Me encanta la ensaladilla rusa (especialmente la de mi madre), pero no siempre me apetece añadirle mayonesa a mi comida o cena porque suma calorías que no siempre me parecen. En cambio con esta ensalada pantesca puedo combatir el calor sin necesidad de añadirle mayonesa, ni huevo ni ninguna otra cosa que no sean vegetales. Una opción súper ligera que repito cuando me apetece algo fresco.
La receta viene de la pequeña isla de Pantelaria, entre Sicilia y Túnez y es una especie de ensalada campera pero 100% vegetal y con un toque muy italiano. Colorida y fresca, esta ensalada tiene un auténtico sabor mediterráneo y se compone de una base de patatas cocidas, tomates cherry, cebolla roja y alcaparras, uno de los productos más típicos de esta zona. Para dos personas necesitamos 200 gramos de patata, 150 gramos de tomates cherrys y media cebolla morada para armar la base de la ensalada.

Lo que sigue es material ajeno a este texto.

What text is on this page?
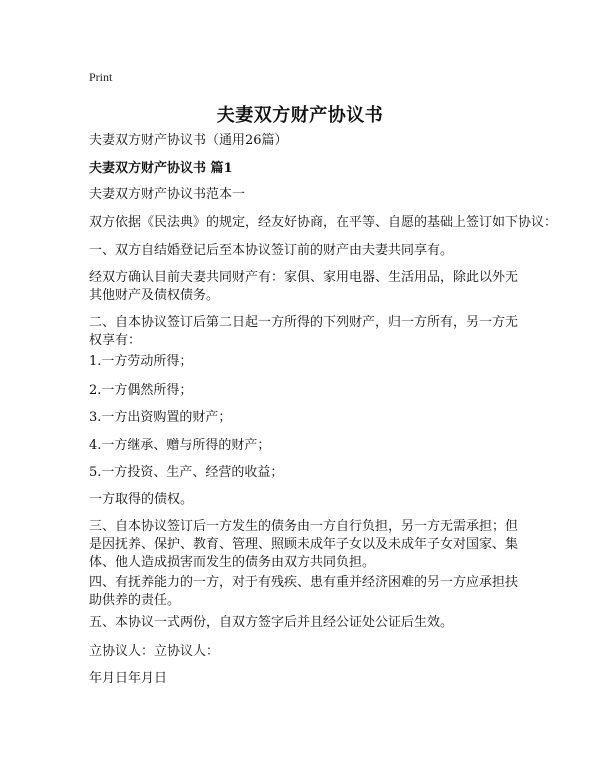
Print
夫妻双方财产协议书

夫妻双方财产协议书（通用26篇）

夫妻双方财产协议书 篇1

夫妻双方财产协议书范本一

双方依据《民法典》的规定，经友好协商，在平等、自愿的基础上签订如下协议：

一、双方自结婚登记后至本协议签订前的财产由夫妻共同享有。

经双方确认目前夫妻共同财产有：家俱、家用电器、生活用品，除此以外无其他财产及债权债务。

二、自本协议签订后第二日起一方所得的下列财产，归一方所有，另一方无权享有：

1.一方劳动所得；

2.一方偶然所得；

3.一方出资购置的财产；

4.一方继承、赠与所得的财产；

5.一方投资、生产、经营的收益；

一方取得的债权。

三、自本协议签订后一方发生的债务由一方自行负担，另一方无需承担；但是因抚养、保护、教育、管理、照顾未成年子女以及未成年子女对国家、集体、他人造成损害而发生的债务由双方共同负担。

四、有抚养能力的一方，对于有残疾、患有重并经济困难的另一方应承担扶助供养的责任。

五、本协议一式两份，自双方签字后并且经公证处公证后生效。

立协议人：立协议人：

年月日年月日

Comienza por cocer las patatas con la piel (bien lavadas antes) durante unos 20 minutos o hasta que al pinchar la patata con un cuchillo este salga limpio y fácilmente. Cuando las patatas estén cocidas las escurrimos y dejamos enfriar antes de pelarlas. Cortamos en dados junto con los tomates cherrys cortados en cuartos y la cebolla, que podemos picar en juliana (si la sumerges en agua con hielo durante 15 minutos después de cortarla perderá la fuerza y tendrá un sabor mucho más suave) o en brunoise, es decir, en dados pequeñitos. Ahora vamos a añadir 50 gramos de aceitunas verdes sin hueso, 15 gramos de alcaparras, unas cuatro hojas de albahaca cortadas con la mano y orégano seco al gusto.
Añadimos sal, pimienta negra recién molida, vinagre de manzana y un buen chorro de aceite de oliva, un aliño clásico. Movemos bien y rectificamos de sal si hiciera falta, y vamos a meterla en la nevera durante al menos dos horas para que la patata coja bien el sabor. Yo la hago por la mañana después de desayunar y para la hora de la comida ya está lista.
Lo cierto es que una ensalada con patata siempre es más saciante que una ensalada que hacemos con verduras frescas o de hoja, y por supuesto siempre lo es más que las sopas frías típicas del verano como el salmorejo o el gazpacho. Si queremos que esta ensalada sea una cena completa necesitaríamos algo de proteínas, como por ejemplo un poco de queso de cabra o feta, que le va muy bien a esta ensalada si reducimos la sal del aliño, o podemos añadir un huevo cocido o atún al natural.
Para que la cena siga siendo vegana, podemos acompañarla con un hummus de garbanzo que nos aportará esa proteína vegetal. Y ojo, porque como guarnición de una barbacoa a la que te han invitado es todo un acierto y apenas te llevará tiempo.